We were in something of a hurry. And it was all on account of death. My best blue dress. The poem in my pocket. The tape measure around Ezra’s bony neck. The Snagsbys made coffins for a living – Snagsbys’ Economic Funerals was a thriving business, specialising in generous discounts for pre-measured coffins.

‘The viewing chamber was in a ghastly state this morning,’
said Mother Snagsby, eyeing me with motherly affection. ‘When our business is concluded you will clean that room until it sparkles. Am I understood, young lady?’

‘Hard to say, dear,’ I replied. ‘You tend to mutter a great deal – I find it easier just to
imagine
what you have said and go from there.’

Before Mother Snagsby could explode with merriment, the carriage came to a sudden halt. Ezra was thrust forward, his bony body landing in a heap at my feet. The poor fellow woke with a start and immediately let out a painful groan. He clutched at his back, slowly picking himself up.

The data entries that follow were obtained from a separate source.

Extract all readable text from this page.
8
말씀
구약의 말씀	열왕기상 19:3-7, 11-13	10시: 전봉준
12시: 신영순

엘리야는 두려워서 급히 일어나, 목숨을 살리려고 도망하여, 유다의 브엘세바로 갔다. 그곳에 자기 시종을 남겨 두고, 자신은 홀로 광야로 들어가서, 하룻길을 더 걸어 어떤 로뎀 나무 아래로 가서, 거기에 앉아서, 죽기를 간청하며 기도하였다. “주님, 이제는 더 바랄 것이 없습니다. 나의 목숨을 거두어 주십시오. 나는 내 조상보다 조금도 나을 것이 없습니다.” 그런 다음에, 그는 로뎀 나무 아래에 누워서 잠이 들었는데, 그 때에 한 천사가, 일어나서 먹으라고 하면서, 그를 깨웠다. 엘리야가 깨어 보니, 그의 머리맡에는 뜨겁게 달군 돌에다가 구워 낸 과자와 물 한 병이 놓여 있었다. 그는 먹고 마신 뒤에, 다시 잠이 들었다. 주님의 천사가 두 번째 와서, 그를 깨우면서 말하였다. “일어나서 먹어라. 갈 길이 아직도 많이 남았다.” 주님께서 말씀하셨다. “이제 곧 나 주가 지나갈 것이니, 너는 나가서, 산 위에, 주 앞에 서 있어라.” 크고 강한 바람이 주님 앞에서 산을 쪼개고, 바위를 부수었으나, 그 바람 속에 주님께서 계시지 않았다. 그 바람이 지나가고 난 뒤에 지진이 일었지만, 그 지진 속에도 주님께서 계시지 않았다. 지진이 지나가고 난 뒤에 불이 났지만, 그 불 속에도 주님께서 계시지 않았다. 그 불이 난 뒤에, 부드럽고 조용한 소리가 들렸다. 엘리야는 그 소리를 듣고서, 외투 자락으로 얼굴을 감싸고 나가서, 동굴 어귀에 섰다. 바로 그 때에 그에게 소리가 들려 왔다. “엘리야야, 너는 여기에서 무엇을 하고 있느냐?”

‘Get a move on, Ezra. We haven’t got all day,’ snapped his wife, peering out at a depressing row of houses.

‘If your back is troubling you, I have an excellent remedy,’ I said, as the carriage door opened. ‘All I require is a cup of lard, a ball of yarn, three carrots and a field mouse.’

Ezra began to chuckle, which was terribly unnecessary. Mother Snagsby rolled her eyes and pushed her husband out of the carriage. Then she fixed her eyes upon me.

‘This is a house of death,’ she said sternly, ‘so you know
exactly
how I expect you to behave. Stay out of the way until you are needed and do your job when you are called. Understood?’

I nodded my head.

Mother Snagsby stepped out of the carriage and I hurried after her.

‘Thank heavens you are here!’

Mrs Blackhorn was a marvellous creature – round of belly, fat of cheek, bad of breath. But it was what sat atop her head that really made an impression. A glorious crown of golden ringlets that would slip down Mrs Blackhorn’s brow as she fussed around her husband’s sickbed. She was forever yanking it back up.

‘I have been counting the minutes!’ she bellowed, clutching at her perfectly dry handkerchief and ushering us into the darkened bedroom chamber. ‘Poor Mr Blackhorn is not long for this world. The doctor says his heart has finally given in. I’ve nursed him day and night – an angel, that’s what he calls me.’

‘A devil’s more like it!’ barked the dying man, lifting his pasty head from the pillow. ‘I’m doomed to die in this filthy bed, full of fleas and lumps, while you spend my money on your fancy ribbons and foolish curls.’

Ezra took off his tape measure and began the beastly task of taking Mr Blackhorn’s measurements.